# 17 cruze haywire stereo



## Shane liddelm (Jul 28, 2019)

I'm having stereo issues and was recommended to do a voltage drop test now this may sound dumb but I'm not to big on knowledge on circuits.... that being said how would I do a voltage drop test on the stereo??? Or would i just do the test between battery and starter??? Any help is much appreciated


----------



## obermd (Mar 3, 2012)

Is this the OEM stereo or an after market stereo? If OEM and you're under the B2B warranty take it in for testing. If aftermarket have the installer do this. Otherwise find a stereo installer and have them do the test.


----------



## Blasirl (Mar 31, 2015)

Welcome Aboard!

Just for information, this is the first video I found to answer your question, but I would do as Mike suggested and take it to the dealer. I have moved your other post from the Gen I section to the Gen II section and then merged them as it was basically a continuation of the other question.

*The Best Way to Perform a Voltage Drop Test - YouTube*





Don't forget to introduce yourself and your Cruze here.


----------



## Shane liddelm (Jul 28, 2019)

obermd said:


> Is this the OEM stereo or an after market stereo? If OEM and you're under the B2B warranty take it in for testing. If aftermarket have the installer do this. Otherwise find a stereo installer and have them do the test.

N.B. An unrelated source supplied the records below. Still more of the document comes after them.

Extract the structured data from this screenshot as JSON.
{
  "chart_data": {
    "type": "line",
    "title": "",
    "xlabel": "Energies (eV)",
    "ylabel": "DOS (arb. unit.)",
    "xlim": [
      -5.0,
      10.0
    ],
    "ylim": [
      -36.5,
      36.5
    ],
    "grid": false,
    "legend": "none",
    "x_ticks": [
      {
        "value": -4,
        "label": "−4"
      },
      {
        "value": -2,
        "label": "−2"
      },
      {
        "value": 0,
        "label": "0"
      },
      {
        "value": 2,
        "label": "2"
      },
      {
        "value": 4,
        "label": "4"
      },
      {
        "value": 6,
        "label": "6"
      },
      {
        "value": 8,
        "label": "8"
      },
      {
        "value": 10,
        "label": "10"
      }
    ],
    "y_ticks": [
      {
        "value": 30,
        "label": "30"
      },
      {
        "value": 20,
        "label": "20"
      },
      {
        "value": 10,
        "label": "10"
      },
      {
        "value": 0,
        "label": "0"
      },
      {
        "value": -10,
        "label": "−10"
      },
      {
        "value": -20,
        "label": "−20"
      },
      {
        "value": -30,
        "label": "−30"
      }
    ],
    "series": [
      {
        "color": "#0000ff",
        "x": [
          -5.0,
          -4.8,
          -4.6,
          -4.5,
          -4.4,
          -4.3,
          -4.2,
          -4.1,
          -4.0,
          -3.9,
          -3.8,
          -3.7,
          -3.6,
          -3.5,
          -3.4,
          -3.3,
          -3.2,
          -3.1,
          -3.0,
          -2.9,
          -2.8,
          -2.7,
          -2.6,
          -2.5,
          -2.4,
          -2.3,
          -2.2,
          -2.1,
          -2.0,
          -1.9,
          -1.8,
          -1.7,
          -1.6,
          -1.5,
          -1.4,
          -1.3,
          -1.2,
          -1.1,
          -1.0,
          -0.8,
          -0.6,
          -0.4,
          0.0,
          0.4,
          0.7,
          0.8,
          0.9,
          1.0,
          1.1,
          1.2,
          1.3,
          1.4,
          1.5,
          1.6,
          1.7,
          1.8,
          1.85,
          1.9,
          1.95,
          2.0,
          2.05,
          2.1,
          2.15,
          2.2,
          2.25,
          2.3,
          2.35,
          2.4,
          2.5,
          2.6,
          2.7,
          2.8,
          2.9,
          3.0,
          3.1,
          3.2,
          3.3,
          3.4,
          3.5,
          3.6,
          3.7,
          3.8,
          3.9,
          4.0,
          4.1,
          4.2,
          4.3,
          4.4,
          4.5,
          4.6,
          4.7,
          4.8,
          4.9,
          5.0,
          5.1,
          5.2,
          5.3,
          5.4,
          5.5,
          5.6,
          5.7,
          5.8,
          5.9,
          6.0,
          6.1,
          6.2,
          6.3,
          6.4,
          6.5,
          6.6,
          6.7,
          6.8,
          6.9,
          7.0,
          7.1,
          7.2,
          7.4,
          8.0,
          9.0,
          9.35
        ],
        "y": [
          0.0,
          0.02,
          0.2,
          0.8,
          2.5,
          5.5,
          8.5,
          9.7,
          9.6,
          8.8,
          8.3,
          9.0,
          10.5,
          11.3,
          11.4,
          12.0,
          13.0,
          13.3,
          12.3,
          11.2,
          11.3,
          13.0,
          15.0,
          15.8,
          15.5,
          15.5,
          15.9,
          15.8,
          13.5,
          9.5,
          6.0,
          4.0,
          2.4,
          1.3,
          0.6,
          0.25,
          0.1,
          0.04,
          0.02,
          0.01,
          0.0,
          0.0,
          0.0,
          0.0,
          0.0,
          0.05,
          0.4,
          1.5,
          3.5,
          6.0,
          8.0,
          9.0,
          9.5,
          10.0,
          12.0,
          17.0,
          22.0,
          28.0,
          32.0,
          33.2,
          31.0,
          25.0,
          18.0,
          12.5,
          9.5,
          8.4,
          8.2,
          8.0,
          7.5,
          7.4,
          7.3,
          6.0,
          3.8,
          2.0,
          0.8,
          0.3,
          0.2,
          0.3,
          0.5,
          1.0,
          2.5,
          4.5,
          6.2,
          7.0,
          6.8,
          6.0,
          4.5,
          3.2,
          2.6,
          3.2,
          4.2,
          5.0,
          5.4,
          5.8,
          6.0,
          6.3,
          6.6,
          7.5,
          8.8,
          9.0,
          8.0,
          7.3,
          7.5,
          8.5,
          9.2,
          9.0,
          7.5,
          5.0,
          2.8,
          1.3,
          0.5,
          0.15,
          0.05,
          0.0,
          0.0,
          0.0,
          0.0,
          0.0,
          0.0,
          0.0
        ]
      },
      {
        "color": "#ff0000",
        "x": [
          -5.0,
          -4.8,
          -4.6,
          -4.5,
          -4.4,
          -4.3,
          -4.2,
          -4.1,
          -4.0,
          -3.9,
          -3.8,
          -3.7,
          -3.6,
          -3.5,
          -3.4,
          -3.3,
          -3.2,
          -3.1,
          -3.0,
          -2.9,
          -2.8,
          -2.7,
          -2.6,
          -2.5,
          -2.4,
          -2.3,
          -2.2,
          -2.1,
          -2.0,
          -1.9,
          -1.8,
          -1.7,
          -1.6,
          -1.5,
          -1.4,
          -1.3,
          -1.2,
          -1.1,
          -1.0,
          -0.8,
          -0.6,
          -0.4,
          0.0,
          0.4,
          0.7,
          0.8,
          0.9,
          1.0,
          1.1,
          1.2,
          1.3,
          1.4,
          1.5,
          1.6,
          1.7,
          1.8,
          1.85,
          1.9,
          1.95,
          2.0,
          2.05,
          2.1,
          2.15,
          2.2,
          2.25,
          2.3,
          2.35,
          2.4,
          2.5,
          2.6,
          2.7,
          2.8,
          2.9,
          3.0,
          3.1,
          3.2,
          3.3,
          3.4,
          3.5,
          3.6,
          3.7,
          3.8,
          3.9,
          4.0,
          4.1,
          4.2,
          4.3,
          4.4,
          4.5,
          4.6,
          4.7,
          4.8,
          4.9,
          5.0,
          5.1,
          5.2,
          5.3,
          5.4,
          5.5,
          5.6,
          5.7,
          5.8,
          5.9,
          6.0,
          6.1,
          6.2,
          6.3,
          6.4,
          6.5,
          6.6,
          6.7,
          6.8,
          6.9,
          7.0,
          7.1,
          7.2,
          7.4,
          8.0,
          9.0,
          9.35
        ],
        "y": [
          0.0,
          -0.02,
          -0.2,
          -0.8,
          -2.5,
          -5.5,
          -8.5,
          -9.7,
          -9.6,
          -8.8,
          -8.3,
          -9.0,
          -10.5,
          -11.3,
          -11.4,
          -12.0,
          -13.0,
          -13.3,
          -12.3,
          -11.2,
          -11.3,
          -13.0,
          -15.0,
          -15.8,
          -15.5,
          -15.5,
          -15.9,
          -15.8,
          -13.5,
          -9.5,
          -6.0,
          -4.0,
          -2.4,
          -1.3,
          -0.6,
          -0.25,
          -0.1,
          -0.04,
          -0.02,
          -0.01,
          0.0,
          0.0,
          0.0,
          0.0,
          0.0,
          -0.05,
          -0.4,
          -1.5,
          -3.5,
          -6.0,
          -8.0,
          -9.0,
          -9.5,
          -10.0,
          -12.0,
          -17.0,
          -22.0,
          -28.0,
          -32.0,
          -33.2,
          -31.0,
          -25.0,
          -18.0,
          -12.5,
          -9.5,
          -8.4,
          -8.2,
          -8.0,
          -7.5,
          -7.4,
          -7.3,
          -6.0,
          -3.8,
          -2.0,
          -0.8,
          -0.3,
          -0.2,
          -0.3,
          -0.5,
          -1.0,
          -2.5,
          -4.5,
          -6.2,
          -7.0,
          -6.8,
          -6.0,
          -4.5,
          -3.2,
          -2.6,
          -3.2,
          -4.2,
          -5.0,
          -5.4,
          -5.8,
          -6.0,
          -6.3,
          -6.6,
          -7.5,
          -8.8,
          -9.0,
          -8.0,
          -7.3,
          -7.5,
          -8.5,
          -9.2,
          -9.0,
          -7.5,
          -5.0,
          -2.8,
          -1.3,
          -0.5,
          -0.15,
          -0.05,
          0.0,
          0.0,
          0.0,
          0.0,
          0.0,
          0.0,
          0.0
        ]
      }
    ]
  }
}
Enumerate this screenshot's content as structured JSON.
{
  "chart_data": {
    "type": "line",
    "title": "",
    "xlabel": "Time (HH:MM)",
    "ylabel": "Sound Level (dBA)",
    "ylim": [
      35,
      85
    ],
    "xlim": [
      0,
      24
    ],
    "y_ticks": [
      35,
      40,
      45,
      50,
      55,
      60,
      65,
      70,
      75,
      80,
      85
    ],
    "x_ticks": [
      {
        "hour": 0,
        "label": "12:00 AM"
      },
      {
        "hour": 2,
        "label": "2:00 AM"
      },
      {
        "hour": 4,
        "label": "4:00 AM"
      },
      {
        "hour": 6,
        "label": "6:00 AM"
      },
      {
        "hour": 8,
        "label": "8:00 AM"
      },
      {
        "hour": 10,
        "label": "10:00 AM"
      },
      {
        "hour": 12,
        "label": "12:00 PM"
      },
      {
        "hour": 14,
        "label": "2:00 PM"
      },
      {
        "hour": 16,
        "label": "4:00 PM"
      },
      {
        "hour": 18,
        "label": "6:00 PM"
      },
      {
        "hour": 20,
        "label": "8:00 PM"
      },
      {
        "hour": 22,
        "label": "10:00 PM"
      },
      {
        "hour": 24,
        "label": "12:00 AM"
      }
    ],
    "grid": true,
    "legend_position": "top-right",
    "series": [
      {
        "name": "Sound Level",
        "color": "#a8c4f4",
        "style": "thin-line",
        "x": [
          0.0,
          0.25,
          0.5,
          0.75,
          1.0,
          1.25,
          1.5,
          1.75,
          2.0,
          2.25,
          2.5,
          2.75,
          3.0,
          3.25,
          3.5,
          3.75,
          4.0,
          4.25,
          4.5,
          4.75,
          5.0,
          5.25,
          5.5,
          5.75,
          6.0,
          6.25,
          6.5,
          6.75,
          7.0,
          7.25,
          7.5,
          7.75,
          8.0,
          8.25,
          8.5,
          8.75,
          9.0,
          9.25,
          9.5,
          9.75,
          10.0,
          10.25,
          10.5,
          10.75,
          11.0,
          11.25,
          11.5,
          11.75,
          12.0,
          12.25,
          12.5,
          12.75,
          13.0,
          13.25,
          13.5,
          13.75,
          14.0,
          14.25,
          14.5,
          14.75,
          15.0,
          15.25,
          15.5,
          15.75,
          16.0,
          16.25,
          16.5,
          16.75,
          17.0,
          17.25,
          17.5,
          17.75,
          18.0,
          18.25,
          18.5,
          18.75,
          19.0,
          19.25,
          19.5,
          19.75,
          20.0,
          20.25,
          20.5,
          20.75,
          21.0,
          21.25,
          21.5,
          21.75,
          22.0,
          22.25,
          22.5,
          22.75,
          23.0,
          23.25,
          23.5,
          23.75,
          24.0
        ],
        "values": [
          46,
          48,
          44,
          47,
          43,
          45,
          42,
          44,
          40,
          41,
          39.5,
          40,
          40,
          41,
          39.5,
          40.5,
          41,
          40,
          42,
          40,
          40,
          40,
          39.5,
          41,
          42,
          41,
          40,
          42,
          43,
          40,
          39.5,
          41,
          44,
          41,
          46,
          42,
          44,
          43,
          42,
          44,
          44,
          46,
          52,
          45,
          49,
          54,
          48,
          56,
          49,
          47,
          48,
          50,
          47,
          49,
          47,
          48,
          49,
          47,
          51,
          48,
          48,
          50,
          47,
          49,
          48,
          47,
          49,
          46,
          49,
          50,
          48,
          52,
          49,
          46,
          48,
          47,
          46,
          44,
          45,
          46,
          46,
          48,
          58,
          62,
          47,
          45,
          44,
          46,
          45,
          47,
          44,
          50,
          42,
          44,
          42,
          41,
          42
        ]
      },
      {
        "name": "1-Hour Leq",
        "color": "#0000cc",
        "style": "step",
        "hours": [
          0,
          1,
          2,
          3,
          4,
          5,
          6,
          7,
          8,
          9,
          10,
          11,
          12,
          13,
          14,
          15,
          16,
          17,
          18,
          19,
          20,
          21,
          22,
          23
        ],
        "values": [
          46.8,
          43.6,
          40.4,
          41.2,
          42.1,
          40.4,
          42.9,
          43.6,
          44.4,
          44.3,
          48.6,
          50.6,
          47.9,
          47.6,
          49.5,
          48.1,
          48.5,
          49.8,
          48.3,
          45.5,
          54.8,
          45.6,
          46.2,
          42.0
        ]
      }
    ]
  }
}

It if the factory unit and not under warranty as it was bought used and now has 92k on the car but this issue is intermittent and now started working again randomly with only a couple minor glitches in the last 2 days but unfortunately no time or money for dealer costs as just to diag here in Vegas is almost $200 so I'm trying to do most of the stuff myself to figure put if it's the stereo itself or something else


----------



## Shane liddelm (Jul 28, 2019)

Blasirl said:


> Welcome Aboard!
> 
> Just for information, this is the first video I found to answer your question, but I would do as Mike suggested and take it to the dealer. I have moved your other post from the Gen I section to the Gen II section and then merged them as it was basically a continuation of the other question.
> 
> ...


Appreciate it I'm still trying to learn this forum and didnt realize posts could be combined and that I had posted to the first gen not second


----------